Setidaknya ada tiga faktor yang menurut Nurul Huda (Pasca Sarjana Studi Islam, UIN Sunan Kalijaga Yogyakarta), terkait difabel yang bisa mewujudkan prinsip Leave no one behind, yaitu dalam diri difabel itu sendiri, lingkungan dan sikap sosial (2018). Yang pertama, para difabel dan kerabatnya mesti percaya diri dan terbuka dengan lingkungan sosial. Yang terpenting adalah sikap penerimaan diri.

Kedua, lingkungan harus memberikan kesempatan seluas-luasnya kepada difabel dengan sikap terbuka dan menciptakan lingkungan yang aksesibilitas yang aksesibel. Ketiga, sikap sosial yang memandang para difabel berbasis hak asasi, hak dasar mereka untuk menjalani kehidupan, bukan atas dasar belas kasihan.

Sehingga, bukan ketidakmampuan yang dilihat, melainkan sebuah solusi agar semua mampu menjalani kehidupan dengan nyaman. Bila ketiga hal itu terwujud, seorang difabel akan merasakan kehidupan yang setara dengan orang lainya. Sehingga, mereka bisa berkontribusi dalam peradaban manusia.

Tercatat, banyak tokoh-tokoh yang memiliki kontribusi penting dalam  Islam, sejak era Sahabat Nabi sampai sejarah kontemporer, yang merupakan seorang difabel. Tapi keterbatasan itu, tidak menjadi halangan bagi mereka untuk memberikan kontribusi pada agama dan kehidupan sosial secara lebih umum. Berikut ulasan prestasi dan lingkungan sosial beberapa tokoh Islam yang merupakan seorang difabel.

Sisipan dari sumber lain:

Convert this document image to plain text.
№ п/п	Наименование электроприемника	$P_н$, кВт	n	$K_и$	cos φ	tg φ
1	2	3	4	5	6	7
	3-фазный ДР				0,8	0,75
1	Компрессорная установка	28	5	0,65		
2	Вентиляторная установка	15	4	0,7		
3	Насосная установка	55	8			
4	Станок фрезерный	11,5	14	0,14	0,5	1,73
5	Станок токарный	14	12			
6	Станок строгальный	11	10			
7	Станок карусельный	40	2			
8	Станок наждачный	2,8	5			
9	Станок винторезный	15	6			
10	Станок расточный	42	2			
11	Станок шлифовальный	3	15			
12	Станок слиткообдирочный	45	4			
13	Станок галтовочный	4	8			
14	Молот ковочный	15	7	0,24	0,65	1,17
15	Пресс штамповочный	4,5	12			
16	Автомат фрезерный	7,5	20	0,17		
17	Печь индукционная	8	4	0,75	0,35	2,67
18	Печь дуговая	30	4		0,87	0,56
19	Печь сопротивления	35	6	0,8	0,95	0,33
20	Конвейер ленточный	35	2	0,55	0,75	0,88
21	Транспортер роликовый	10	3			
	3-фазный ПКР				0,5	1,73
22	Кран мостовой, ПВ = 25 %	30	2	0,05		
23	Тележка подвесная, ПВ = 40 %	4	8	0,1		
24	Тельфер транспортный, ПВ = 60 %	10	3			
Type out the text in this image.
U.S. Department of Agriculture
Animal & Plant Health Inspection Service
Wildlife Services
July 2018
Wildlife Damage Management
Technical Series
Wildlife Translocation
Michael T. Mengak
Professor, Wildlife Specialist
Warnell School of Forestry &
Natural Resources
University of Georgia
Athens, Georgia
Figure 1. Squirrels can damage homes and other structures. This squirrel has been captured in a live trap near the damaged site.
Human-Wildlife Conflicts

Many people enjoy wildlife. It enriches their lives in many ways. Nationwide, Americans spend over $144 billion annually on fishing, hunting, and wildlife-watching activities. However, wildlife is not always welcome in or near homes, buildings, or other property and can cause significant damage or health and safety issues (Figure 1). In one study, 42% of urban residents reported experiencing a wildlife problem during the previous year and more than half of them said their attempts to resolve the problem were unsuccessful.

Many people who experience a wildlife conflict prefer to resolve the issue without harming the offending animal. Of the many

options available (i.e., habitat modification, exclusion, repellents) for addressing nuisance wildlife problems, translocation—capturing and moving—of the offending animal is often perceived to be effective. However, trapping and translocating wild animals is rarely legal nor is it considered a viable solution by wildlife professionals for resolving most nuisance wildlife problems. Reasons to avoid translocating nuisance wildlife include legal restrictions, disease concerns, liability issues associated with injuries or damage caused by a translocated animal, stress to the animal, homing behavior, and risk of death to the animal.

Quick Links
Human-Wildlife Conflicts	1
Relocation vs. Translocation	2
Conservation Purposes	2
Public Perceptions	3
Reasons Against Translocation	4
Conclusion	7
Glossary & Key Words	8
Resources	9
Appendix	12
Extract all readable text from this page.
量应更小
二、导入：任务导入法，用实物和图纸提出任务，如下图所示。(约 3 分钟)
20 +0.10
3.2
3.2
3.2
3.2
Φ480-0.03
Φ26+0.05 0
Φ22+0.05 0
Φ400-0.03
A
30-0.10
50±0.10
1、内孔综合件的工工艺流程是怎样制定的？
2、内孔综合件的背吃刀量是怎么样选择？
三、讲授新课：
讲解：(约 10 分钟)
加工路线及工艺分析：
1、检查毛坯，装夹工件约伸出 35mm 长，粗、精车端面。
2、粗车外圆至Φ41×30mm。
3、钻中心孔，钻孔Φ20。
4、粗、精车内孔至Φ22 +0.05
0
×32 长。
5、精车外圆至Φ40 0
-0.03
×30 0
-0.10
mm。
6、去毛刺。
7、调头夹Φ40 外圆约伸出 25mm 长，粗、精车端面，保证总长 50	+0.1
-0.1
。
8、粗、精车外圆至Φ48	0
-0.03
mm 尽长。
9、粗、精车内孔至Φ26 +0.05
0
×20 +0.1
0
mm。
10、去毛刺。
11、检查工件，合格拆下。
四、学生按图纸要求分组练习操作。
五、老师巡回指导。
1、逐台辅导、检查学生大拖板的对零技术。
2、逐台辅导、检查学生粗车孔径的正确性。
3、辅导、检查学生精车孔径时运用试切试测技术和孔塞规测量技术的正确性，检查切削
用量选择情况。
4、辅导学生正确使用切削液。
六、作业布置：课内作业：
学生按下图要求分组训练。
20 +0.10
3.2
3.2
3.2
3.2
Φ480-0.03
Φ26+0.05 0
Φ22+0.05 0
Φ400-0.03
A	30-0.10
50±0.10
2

  1. Sahabat Abdullah bin Ummi Maktum Ra. (Tuna Netra, Muadzin dan Sahabat Kepercayaan Rosulullah)

Para ulama’ mencatat, ada dua ayat dalam Al-Qur’an yang terkait dengan Sahabat Abdullah bin Ummi Maktum Ra. ini. Yakni dalam QS. ‘Abasa dan QS. An-Nisa’ ayat 95 (Siyar Salaf ash-Shalihin, Ismail al-Ashbihani).

Surah Abasa merupakan teguran Allah SWT. untuk Nabi Muhammad SAW. yang waktu itu lebih memprioritaskan berdialog dengan para pembesar Quraisy, karena mereka dianggap memiliki potensi kekuatan yang lebih besar bagi agama Islam, daripada memperhatikan Abdullah bin Ummi Maktum Ra. yang merupakan seorang tunanetra yang sedang ingin bertanya untuk belajar pada Nabi SAW.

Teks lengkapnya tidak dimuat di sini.